Это казалось малореальным предприятием. Лойола вряд ли уговорил бы понтифика принять его на службу, даже задействовав все связи своего древнего и уважаемого рода. А ведь он собирался прийти как простой человек.
Без удовольствия съев миску дрянной похлёбки (в тюрьме и то варили лучше), Игнатий, он же Иниго, сбежал с вечерних лекций. Ничего. Школярам помогают родители. Ему же после потери денег и неудачных попыток найти работу нужно браться за старое — просить милостыню. Лойола имел уже немалый опыт в этой профессии, но общество парижских попрошаек оказалось организовано намного сложнее, нежели в других городах.
Просить милостыню под окнами позволялось только в своём квартале. Нищие следили за этим очень строго и нещадно били всякого чужака, за исключением слепцов из приюта «Пятнадцать двадцаток», которым выдал разрешение на попрошайничество сам король. У сборщиков милостыни были свои оповестители, жившие прямо на ступеньках соборов. Они знали даты всех похорон, крестин и свадеб, где раздавали деньги и еду. Разумеется, говорили не всем. Остальные тоже узнавали о важных событиях, но, как правило, позднее, когда раздача благ подходила к концу.

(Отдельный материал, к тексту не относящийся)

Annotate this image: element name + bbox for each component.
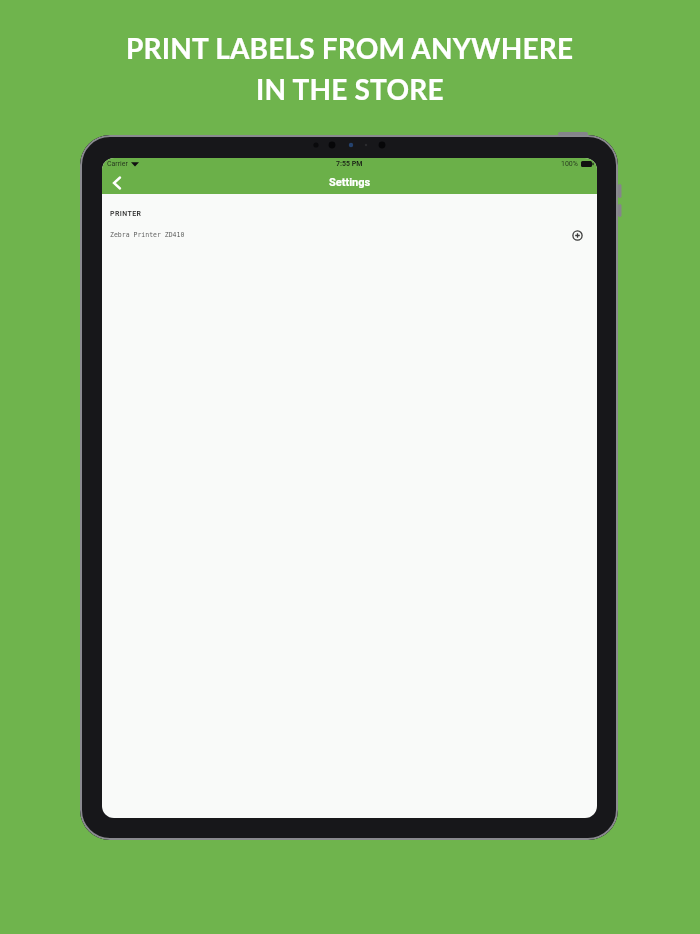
staticText: Settings [329,176,371,189]
staticText: 100% [561,160,578,168]
staticText: Carrier [107,160,128,168]
staticText: Zebra Printer ZD410 [110,231,185,239]
staticText: 7:55 PM [336,160,363,168]
staticText: PRINT LABELS FROM ANYWHERE [126,31,574,65]
staticText: IN THE STORE [256,72,444,106]
button[interactable] [108,174,126,192]
staticText: PRINTER [110,210,142,218]
button[interactable]: Zebra Printer ZD410 [110,226,583,244]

Великая одухотворённость, с которой Игнатий успешно просил милостыню в других местах, ничего не значила в этом городе, живущем по своим неписаным, но жёстким законам.
Сегодня ему тоже не повезло. Из окна чуть не облили помоями. У Нотр-Дам какой-то одноглазый детина негромко, но убедительно пообещал изжарить наглого конкурента.
«Тонкий слух. Вычислил в моей латыни испанский акцент», — с усмешкой подумал Лойола, вспомнив предостережения товарищей из Саламанки о французах, жарящих испанцев на вертелах.
Низко надвинув берет, он шёл по Сен-Дени и думал, как достучаться до папы римского.
Смеркалось. В это время на работу выходили ночные труженицы. Они окликали Игнатия:
— Эй, что ты делаешь сегодня? Идём со мной!
— Не зовите, — отвечал он. — Discipulus sum. Студент я. Голодный, грязный и без денег.
— У меня совсем недорого, — шепнула одна, кокетливо поправляя розу в волосах…
Другая, томно прикрыв глаза, сообщила:
— Ах, как я люблю студентиков! Пусть платят поменьше, зато молоденькие...
— Ага, — сказал Лойола. Сдёрнул берет и продемонстрировал им поседевшие волосы и лысину.
— Ну, значит, ты добрый, — не отставали они.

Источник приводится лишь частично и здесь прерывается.